Уильям Фолкнер - Деревушка
— Эй, Билл! — крикнула она. — Отвори!
— Значит, ты не сделаешь ничего? — сказал Джоди. — Ровно ничего?
— А что тут делать? — сказал Уорнер. — С кем сводить счеты? Сам знаешь, эти треклятые кобели теперь уже на полдороге в Техас. А ты сам где был бы на их месте? Или я даже, ежели б у меня в мои годы достало ловкости лазить по крышам и забираться туда, куда придет охота? Ей-богу, я-то знаю, что на их месте и ты и я были бы уже далеко и все еще гнали бы лошадь, не жалея кнута. — Он подошел к двери и отпер ее, но миссис Уорнер все колотила поленом так сердито и громко, что, видимо, не слыхала, как щелкнул в замке ключ. — А теперь поди в конюшню и посиди там, покуда не остынешь. Вели Сэму накопать тебе червей и езжай поуди рыбу. Если уж нашей семье надо думать о том, чтобы высоко держать голову, предоставь это мне. — Он повернул ручку двери. Тьфу, дьявольщина! Сколько гама и крика из-за того, что одна блудливая сука наконец попалась! А ты чего ждал — что она всю жизнь знай водичку будет цедить через это самое место?
Все это случилось в субботу. А в понедельник утром семеро мужчин, сидевшие на галерее, увидели, как приказчик Сноупс идет пешком по дороге от дома Уорнера, а за ним еще какой-то человек с чемоданом в руке. На приказчике была не только серая суконная кепка и крошечный галстук, но и пиджак, и тут они увидели, что в руках у его спутника тот самый плетеный чемодан, который Сноупс как-то вечером, год назад, принес новехоньким в дом Уорнера и там оставил. И тогда они стали разглядывать человека, который его нес. Он шел за приказчиком по пятам, как собака, и был пониже ростом, но похож на него как две капли воды. Казалось, по тот же человек, только видимый издалека. На первый взгляд даже лица были одинаковые, и когда оба поднялись на крыльцо, все увидели, что второй человек и впрямь чистокровный Сноупс, с теми не сразу уловимыми различиями, которые не выходят за пределы родового облика, ставшего уже привычным, — у этого второго лицо было не то чтобы меньше, но как бы мельче первого, все черты собраны, стянуты к середине, но не изнутри, не по собственной воле, а скорее извне, будто их сжали одним быстрым движением посторонней руки; лицо было живое, смышленое и не насмешливое, а скорее насквозь, напропалую веселое, с блестящими, настороженными, блудливыми глазками, как у белки или бурундука.

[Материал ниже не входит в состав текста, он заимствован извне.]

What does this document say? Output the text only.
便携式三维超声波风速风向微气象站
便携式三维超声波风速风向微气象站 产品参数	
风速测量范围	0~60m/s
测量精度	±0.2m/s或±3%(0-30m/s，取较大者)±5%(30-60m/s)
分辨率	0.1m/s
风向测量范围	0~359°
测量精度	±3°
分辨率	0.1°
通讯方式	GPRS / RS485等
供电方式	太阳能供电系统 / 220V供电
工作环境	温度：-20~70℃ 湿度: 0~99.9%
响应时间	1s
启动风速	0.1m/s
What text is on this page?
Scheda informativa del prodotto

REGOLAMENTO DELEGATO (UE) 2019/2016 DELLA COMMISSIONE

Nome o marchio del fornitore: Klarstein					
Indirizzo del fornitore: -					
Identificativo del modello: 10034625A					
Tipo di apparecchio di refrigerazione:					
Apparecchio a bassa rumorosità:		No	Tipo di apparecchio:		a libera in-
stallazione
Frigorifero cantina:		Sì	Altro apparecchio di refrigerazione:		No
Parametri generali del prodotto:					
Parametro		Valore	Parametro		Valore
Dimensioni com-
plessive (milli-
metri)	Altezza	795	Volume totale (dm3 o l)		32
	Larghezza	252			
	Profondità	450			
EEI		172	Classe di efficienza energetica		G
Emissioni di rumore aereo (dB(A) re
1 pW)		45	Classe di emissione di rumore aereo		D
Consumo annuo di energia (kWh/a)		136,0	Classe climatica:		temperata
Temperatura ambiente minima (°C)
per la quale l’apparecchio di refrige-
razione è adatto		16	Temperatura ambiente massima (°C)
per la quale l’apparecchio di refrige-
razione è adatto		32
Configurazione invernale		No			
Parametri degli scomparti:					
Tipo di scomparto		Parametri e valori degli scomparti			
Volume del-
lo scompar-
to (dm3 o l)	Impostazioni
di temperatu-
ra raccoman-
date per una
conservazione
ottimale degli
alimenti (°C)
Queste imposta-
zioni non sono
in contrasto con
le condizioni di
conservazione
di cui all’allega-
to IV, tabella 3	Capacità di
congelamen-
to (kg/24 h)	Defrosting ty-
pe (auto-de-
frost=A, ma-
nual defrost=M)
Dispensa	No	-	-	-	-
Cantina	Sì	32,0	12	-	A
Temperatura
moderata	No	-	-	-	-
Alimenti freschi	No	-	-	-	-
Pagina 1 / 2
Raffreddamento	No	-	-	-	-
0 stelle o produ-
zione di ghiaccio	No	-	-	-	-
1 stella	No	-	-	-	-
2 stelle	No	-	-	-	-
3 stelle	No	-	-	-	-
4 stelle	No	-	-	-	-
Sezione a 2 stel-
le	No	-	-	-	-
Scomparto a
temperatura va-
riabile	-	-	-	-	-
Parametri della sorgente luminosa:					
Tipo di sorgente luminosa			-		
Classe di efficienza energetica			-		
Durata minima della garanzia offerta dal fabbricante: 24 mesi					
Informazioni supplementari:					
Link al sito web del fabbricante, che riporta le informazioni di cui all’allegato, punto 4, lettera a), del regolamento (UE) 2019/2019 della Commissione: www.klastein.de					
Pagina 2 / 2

Они поднялись на крыльцо и прошли со своим чемоданом через галерею. Сноупс, не переставая жевать, небрежно кивнул, как это делал сам Билл Уорнер, и они вошли в лавку. Немного погодя из кузницы напротив вышли еще трое, так что через час, когда подъехала коляска Уорнера, неподалеку от галереи собралось человек десять. Лошадьми правил негр Сэм. Рядом с ним, на переднем сиденье, стоял здоровенный, потрепанный саквояж, с которым мистер и миссис Уорнер ездили на медовый месяц в Сент-Луис; и с тех пор все Уорнеры, отправляясь в путь, брали его с собой, даже дочери, выходя замуж, а потом отсылали назад пустым, и этот чемодан казался символом и формальным подтверждением того, что медовый месяц кончился и надо возвращаться с небес на землю; он был как бы прощальным приветом щедрой, безудержной страсти, подобно тому как печатные свадебные приглашения были символом зари, полной надежд. Уорнер, сидевший сзади рядом с дочерью, приветствовал всех коротко, равнодушно, невнятно. Он не вылез из коляски, а люди на галерее взглянули на красивую, неподвижную маску под праздничной шляпой с вуалью, на праздничное платье поверх которого было накинуто даже зимнее пальто, и отвернулись и, не глядя, увидели, как Сноупс выходит из лавки, неся плетеный чемодан, и садится вперед, рядом с саквояжем. Коляска тронулась. Сноупс повернул голову.
На другое утро Талл и Букрайт вернулись из Джефферсонн, со станции, куда они гоняли очередной гурт скота. И к вечеру вся округа знала, что было дальше, — в понедельник Уорнер, его дочь и приказчик побывали в Банке и Уорнер взял со счета изрядную сумму, — Талл говорил, что триста долларов. Букрайт говорил, что, стало быть, полтораста, потому что Уорнер даже самому себе кредитные бумаги учитывает из пятидесяти процентов. Потом они поехали к нотариусу, и усадьба Старого Француза была переписана на имя Флема и Юлы Уорнер-Сноупс. Кабинет мирового судьи был в том же здании, и там они зарегистрировали брак.
Талл рассказывал, недоуменно моргая. Потом, откашлявшись, сказал:
— Сразу после регистрации невеста с женихом уехали в Техас.
— Всего, выходит, их уехало пятеро, — сказал человек по фамилии Армстид. — Но в Техасе, говорят, места много.
— Да, места теперь надо побольше, — сказал Букрайт. — Вы хотели сказать — шестеро.
Талл снова кашлянул. Он все так же помаргивал.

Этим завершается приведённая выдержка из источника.